The kilt was back on as this modern Scottish swimming hero received his medal from one of the all-time greats, David Wilkie, the 1972 Olympic 200m breaststroke gold medallist. Having taken the team medal haul into double figures - three gold, three silver and four bronze in all - Wallace was lapping up every moment of it saying that all the hoopla was only ever going to help him.
"It's the last night as a host nation. Even if you're not swimming your heart rate's up the whole night and it's just an unforgettable experience for everyone," he said of his team's reaction to his emergence from the call room.
"That [shouting 'for freedom'] was just them having a bit of fun with me and I loved it. I was having a bit of a laugh before we dived in but I was still focused and I just enjoyed myself.
"I'm the kind of guy that thrives off that kind of energy and the crowd definitely had a huge part in my whole week's swimming results. You can hear them the last 50, the first 50 and when you walk out. It's absolutely unforgettable and I just loved it all.
"It was a team decision [to wear the kilt]. All Team Scotland are wearing them out on poolside. It's just a great experience and we're all just enjoying ourselves so I thought it would be a nice touch and I think the crowd really liked it.
"Being Scottish all these little things are just a bit of fun. It's definitely the most fun I've ever had at a meet.
"It's been amazing. I've had so many people reach out to me to tell me how well I've done, how I've made Scotland proud and that really has warmed my heart to touch so many people."
The scheduling had worked out superbly, allowing all three of Scotland's gold medallists to take a final plunge in front of the rapturous Tollcross crowd last night and clearly revelled in the warmth of their reception.

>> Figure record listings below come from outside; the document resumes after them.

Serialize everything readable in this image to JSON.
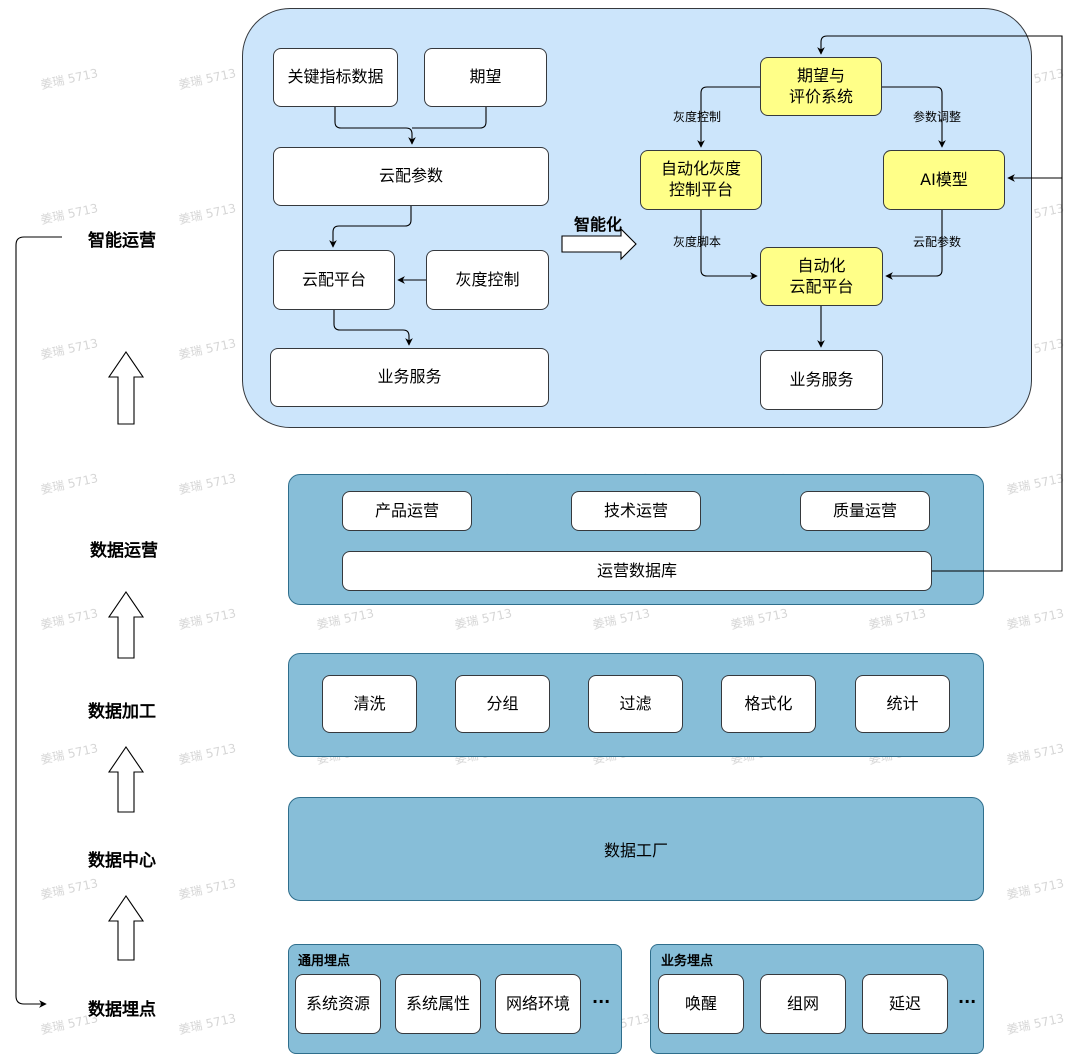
{
  "layers": {
    "smart_ops": "智能运营",
    "data_ops": "数据运营",
    "data_processing": "数据加工",
    "data_center": "数据中心",
    "data_tracking": "数据埋点"
  },
  "smart_panel": {
    "left": {
      "key_metrics": "关键指标数据",
      "expectation": "期望",
      "cloud_params": "云配参数",
      "cloud_platform": "云配平台",
      "gray_control": "灰度控制",
      "business_service": "业务服务"
    },
    "transition_label": "智能化",
    "right": {
      "expect_eval_line1": "期望与",
      "expect_eval_line2": "评价系统",
      "auto_gray_line1": "自动化灰度",
      "auto_gray_line2": "控制平台",
      "ai_model": "AI模型",
      "auto_cloud_line1": "自动化",
      "auto_cloud_line2": "云配平台",
      "business_service": "业务服务",
      "edge_gray_control": "灰度控制",
      "edge_param_tuning": "参数调整",
      "edge_gray_script": "灰度脚本",
      "edge_cloud_params": "云配参数"
    }
  },
  "ops_panel": {
    "product_ops": "产品运营",
    "tech_ops": "技术运营",
    "quality_ops": "质量运营",
    "ops_database": "运营数据库"
  },
  "processing_panel": {
    "items": [
      "清洗",
      "分组",
      "过滤",
      "格式化",
      "统计"
    ]
  },
  "data_center_panel": {
    "label": "数据工厂"
  },
  "tracking": {
    "general": {
      "title": "通用埋点",
      "items": [
        "系统资源",
        "系统属性",
        "网络环境"
      ],
      "more": "···"
    },
    "business": {
      "title": "业务埋点",
      "items": [
        "唤醒",
        "组网",
        "延迟"
      ],
      "more": "···"
    }
  },
  "watermark": "姜瑞 5713",
  "colors": {
    "smart_panel": "#cce5fb",
    "panel": "#87bed8",
    "highlight": "#ffff88",
    "line": "#000000"
  }
}
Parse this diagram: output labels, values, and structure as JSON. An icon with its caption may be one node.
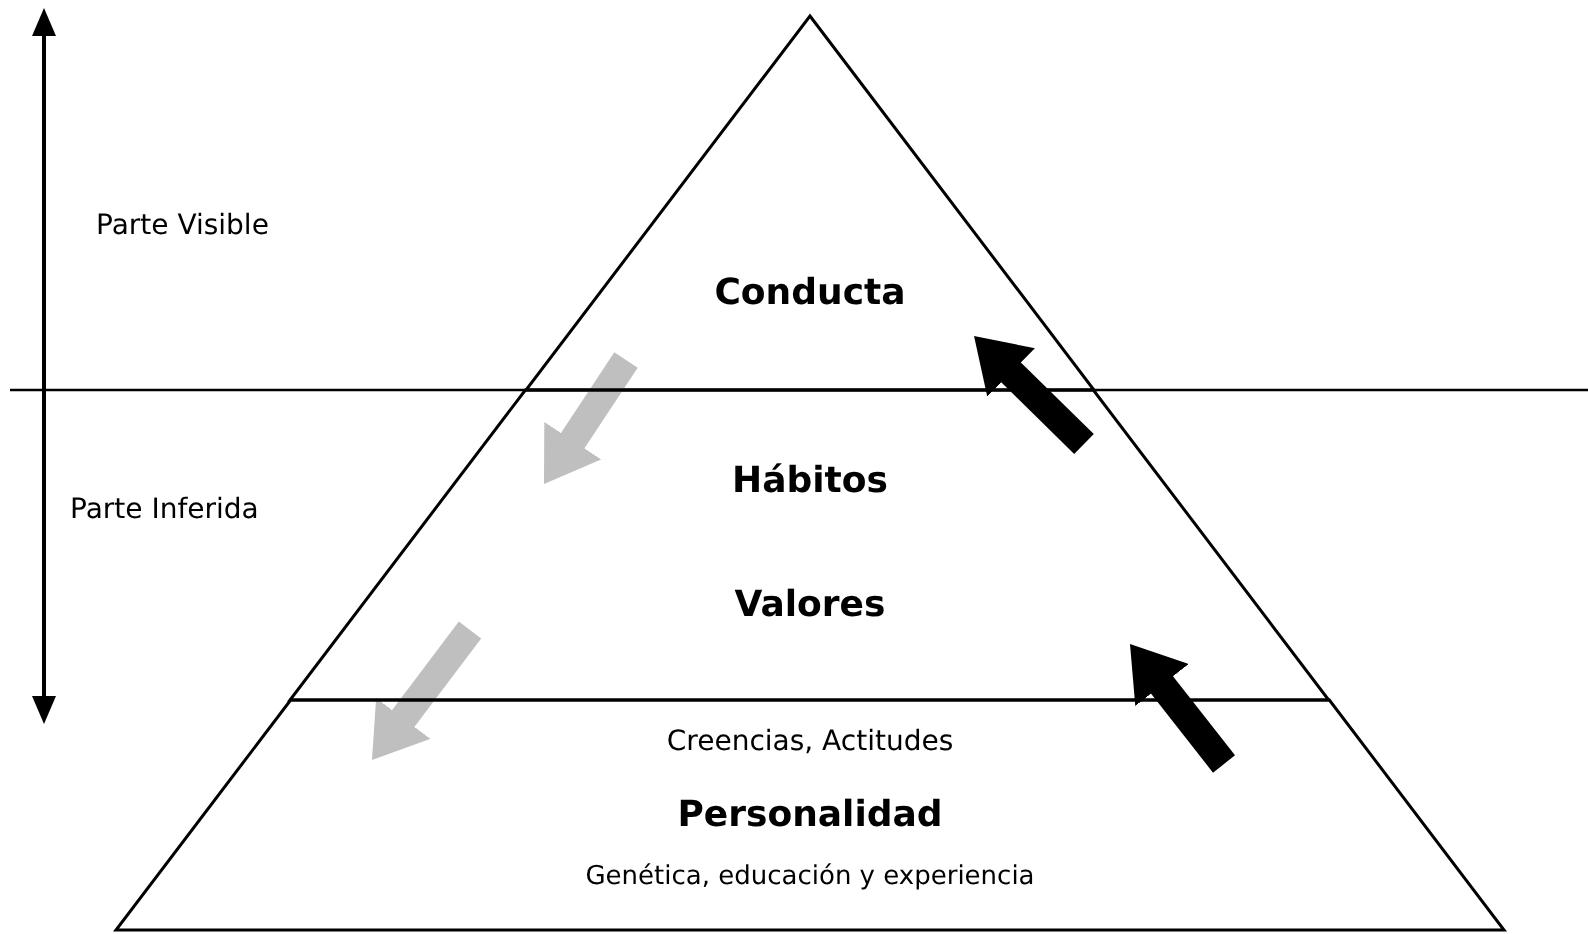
{
  "diagram": {
    "nodes": [
      {
        "text": [
          "Conducta"
        ]
      },
      {
        "text": [
          "Hábitos",
          "Valores"
        ]
      },
      {
        "text": [
          "Creencias, Actitudes",
          "Personalidad",
          "Genética, educación y experiencia"
        ]
      }
    ],
    "edges": [
      {
        "from": 0,
        "to": 1,
        "arrow": "to",
        "color": "#bfbfbf"
      },
      {
        "from": 1,
        "to": 2,
        "arrow": "to",
        "color": "#bfbfbf"
      },
      {
        "from": 2,
        "to": 1,
        "arrow": "to",
        "color": "#000000"
      },
      {
        "from": 1,
        "to": 0,
        "arrow": "to",
        "color": "#000000"
      }
    ],
    "labels": [
      "Parte Visible",
      "Parte Inferida"
    ]
  }
}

There was another flurry of kilts as Ross Murdoch, winner of the men's 200 metres breaststroke and team-mates Ryan Bennett, Cameron Brodie and Robbie Renwick arrived for the final race, the 4x100m medley and while they could only manage seventh place as England rounded off their superb meet, it hardly seemed to matter because it was clearly time to party.
Before all of that Hannah Miley had once again cranked up the atmosphere at the start of the evening finally bringing her ridiculous schedule to a close in the 400m freestyle where she just missed out on a third medal on what was her 13th outing across the six days, finishing fourth behind New Zealand's Lauren Boyle, who set a new Games record of 4:04.47, Jazz Carlin of Wales and Bronte Barratt of Australia.
Kathleen Dawson finished fifth in the women's 50m backstroke and, along with team-mates Katie Armitage, Fiona Donnelly and Sian Harkin, fourth in the 4x100m medley relay, while Stephen Milne finished fifth in the 1500m freestyle.